Norcini Italian is about an Italian tribe that took the art of butchery to the level of a legend. In spring, the villages in the countryside of Tuscan in Italy would witness a cherished tradition. As per this, the farmers brought pigs to their farms and they would be raised till the winter. In winter, some Norcini, the traveling butchers who took the pork from the villages, would come. They would prepare the meat and cure it. They would purchase the excess meat from the farmers and sell it to restaurants in Italy to make sausage or Sulami.
Advent of Norcinians
This tradition of Norcini Italian first started in the town of Norcia which is situated in the Umbria region of Italy. It is also a famous place for cured meat. The farming was not particularly going well in these mountain terrains. So, the Noricians ate what was abundantly found. And, it was meat that they had a lot of. They would catch wild bears from the forest. But basically, their business was around the pork. Some of the Noricians also raised their own pigs for meat. Many of them became experts in curing the meats so they can be used for a long time. All these things were recognized throughout the decades and centuries. When the Noricians became experts, their skill was discovered by the Catholic Church and they were allowed to do dentistry, bone setting, and surgery on humans.

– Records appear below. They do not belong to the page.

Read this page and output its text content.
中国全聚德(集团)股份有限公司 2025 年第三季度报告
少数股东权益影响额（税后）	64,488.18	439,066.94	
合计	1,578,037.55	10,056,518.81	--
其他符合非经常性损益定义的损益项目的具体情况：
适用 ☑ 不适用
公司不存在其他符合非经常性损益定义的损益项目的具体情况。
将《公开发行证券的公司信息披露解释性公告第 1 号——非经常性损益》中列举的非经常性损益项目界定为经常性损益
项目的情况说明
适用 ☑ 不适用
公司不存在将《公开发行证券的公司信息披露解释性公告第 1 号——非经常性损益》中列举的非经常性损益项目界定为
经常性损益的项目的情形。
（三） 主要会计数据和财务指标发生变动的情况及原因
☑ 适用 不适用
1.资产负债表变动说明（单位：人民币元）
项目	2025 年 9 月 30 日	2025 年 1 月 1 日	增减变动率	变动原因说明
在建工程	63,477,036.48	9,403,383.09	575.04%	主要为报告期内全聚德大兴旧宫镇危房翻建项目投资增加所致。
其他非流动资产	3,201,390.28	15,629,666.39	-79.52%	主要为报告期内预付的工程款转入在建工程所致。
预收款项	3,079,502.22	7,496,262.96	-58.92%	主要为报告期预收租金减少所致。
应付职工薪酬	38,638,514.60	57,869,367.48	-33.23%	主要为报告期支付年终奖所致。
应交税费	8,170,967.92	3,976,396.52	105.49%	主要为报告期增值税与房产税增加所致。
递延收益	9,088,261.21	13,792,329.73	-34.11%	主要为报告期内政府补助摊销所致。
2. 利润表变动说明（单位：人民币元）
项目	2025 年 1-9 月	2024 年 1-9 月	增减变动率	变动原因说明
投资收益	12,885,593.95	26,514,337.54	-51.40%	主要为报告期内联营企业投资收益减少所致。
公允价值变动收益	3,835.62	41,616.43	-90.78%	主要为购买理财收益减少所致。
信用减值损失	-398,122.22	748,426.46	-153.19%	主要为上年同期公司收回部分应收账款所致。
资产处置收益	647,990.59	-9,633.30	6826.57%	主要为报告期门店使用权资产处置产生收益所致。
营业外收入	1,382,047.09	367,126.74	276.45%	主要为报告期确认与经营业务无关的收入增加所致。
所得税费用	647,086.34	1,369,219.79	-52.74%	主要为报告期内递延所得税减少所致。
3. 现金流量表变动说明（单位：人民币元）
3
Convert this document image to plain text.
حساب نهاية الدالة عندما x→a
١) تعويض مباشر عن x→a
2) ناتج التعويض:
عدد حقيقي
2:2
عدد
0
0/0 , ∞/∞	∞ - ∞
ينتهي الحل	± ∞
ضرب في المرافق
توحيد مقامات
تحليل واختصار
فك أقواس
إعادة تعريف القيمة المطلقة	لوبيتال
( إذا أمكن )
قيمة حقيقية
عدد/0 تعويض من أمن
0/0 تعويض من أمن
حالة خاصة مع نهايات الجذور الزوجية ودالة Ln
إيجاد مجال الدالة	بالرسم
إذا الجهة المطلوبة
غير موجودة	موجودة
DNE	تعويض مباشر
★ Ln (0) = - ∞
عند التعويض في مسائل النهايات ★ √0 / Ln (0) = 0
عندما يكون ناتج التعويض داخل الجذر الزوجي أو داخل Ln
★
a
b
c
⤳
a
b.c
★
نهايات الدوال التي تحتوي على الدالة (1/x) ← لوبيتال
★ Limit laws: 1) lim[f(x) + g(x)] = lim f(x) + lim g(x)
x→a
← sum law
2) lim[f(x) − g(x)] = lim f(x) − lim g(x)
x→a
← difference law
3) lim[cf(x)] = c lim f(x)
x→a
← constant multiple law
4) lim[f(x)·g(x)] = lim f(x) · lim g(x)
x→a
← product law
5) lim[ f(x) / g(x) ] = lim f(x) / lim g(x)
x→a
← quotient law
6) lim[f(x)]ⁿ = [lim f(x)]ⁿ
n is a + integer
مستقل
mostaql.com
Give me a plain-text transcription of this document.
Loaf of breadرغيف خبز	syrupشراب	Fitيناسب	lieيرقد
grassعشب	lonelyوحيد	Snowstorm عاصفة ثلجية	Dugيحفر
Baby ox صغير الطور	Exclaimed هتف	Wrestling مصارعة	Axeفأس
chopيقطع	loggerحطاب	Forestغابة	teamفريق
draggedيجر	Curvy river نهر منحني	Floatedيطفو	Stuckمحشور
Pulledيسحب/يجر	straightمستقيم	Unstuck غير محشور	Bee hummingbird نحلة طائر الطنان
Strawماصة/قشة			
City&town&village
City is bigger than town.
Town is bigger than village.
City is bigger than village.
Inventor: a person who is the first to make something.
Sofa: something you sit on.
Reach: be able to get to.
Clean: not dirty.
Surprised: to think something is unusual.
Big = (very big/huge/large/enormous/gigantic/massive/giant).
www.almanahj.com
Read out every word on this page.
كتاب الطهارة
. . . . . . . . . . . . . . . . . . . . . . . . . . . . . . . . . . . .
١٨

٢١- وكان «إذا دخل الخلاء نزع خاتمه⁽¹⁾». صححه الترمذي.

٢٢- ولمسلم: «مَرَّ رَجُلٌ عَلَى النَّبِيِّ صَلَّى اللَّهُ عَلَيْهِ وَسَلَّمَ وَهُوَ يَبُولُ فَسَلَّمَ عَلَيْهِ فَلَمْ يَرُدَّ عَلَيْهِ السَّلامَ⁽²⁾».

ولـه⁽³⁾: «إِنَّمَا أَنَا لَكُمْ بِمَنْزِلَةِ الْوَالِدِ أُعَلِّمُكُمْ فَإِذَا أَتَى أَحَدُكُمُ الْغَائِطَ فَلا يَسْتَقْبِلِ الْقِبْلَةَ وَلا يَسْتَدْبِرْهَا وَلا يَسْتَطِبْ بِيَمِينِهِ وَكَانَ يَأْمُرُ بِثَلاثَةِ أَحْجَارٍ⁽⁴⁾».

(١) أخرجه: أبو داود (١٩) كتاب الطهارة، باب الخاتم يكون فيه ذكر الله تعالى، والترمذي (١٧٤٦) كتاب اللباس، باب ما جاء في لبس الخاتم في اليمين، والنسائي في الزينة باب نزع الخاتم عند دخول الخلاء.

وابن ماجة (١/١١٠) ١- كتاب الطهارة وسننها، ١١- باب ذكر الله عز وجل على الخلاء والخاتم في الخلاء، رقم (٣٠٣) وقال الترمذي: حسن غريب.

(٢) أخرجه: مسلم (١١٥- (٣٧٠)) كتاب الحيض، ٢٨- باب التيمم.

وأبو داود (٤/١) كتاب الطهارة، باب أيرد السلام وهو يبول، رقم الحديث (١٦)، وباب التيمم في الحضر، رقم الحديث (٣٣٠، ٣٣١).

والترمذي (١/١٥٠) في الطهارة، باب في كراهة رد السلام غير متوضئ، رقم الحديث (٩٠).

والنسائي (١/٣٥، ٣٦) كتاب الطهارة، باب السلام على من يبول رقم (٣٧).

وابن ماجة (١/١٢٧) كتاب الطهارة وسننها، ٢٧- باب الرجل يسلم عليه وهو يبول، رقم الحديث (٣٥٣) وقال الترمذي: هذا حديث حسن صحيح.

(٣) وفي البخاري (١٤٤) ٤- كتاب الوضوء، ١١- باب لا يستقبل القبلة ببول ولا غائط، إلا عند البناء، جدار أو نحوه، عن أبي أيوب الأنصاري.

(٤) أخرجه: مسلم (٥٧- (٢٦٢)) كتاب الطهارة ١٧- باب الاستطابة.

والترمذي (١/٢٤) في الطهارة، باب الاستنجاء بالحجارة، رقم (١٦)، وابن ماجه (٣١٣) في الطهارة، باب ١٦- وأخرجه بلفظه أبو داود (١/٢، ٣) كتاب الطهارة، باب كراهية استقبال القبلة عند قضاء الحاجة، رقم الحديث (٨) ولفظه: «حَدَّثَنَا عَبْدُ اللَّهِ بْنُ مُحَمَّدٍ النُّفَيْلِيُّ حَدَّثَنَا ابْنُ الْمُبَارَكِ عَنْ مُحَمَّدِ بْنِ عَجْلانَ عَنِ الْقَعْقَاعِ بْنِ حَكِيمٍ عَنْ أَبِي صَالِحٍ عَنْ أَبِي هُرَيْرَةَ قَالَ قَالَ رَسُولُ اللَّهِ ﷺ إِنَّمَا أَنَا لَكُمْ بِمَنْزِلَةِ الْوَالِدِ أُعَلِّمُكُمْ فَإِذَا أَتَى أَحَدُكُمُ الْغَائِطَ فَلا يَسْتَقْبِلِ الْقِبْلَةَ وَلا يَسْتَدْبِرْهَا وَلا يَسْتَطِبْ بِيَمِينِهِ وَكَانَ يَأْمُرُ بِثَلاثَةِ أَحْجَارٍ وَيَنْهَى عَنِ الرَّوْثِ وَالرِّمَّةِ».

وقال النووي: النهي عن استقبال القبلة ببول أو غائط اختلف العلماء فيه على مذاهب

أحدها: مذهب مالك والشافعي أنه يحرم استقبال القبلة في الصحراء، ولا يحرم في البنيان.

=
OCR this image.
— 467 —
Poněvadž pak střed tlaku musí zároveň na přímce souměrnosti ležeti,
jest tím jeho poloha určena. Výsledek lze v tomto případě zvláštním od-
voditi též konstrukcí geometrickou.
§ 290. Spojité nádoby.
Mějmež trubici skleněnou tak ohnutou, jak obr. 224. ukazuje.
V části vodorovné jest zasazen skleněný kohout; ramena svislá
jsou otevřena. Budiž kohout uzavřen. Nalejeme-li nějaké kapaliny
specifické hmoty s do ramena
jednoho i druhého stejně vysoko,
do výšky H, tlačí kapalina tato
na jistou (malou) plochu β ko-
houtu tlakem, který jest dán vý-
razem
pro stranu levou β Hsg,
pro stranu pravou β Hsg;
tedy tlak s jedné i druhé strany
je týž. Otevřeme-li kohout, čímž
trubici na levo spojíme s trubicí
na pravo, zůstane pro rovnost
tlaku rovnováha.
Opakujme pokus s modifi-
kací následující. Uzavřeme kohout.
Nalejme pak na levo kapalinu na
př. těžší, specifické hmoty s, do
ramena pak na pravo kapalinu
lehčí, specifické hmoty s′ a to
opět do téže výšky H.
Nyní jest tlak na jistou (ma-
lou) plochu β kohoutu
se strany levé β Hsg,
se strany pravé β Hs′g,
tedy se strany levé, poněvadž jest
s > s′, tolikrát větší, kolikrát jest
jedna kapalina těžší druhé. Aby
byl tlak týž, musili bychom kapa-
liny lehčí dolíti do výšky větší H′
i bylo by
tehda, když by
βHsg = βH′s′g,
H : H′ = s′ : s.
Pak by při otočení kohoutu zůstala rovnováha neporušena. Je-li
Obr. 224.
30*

Noricians & their meat curing art
The real Noricians usually traveled in groups. There were many reasons for this. The main reason was to protect themselves. When they traveled in groups there were fewer chances of being attacked by a wild animal. There were different members in a group of Noricians. There would be a butcher whose work was to cut the meat, break the bones, and take them out. There would be a Salumirere who would turn the meat into sausage or Salumi. The Noricians made different Salumi for different times like fresh for tomorrow or preserved for use next year. Each member of Norician had their own loyal farmers for their services and different routes to go to the city. The Norcini Italian had their own secret to make the meat into the sausages. They would not reveal it to anyone, even not to their family members. As a result, many of the Noricians passed away along with their secrets.
Arrival of pig farming
After World War 2, pig farming became very popular around the world. People liked these sausages. The Noricians of this time earned a lot of money from pig farming. Some Noricians also used some alternatives to pig meat like wild bear meat. But the center of these meats was pig meat. The work of the Noricians increased a lot so they started to work together to earn more money. Their meats and sausages became a trademark of some restaurants. The Noricians would say that their pigs were very happy pigs. They have never been given antibiotics. They freely ran on the farm and rolled in the mud.
Now, the age of Noricians is over and the specimen of their skills is only to be found in some restaurants. The curing of the meat only on the bone and the deep nutty flavor that it oozed is only a matter of conjecture.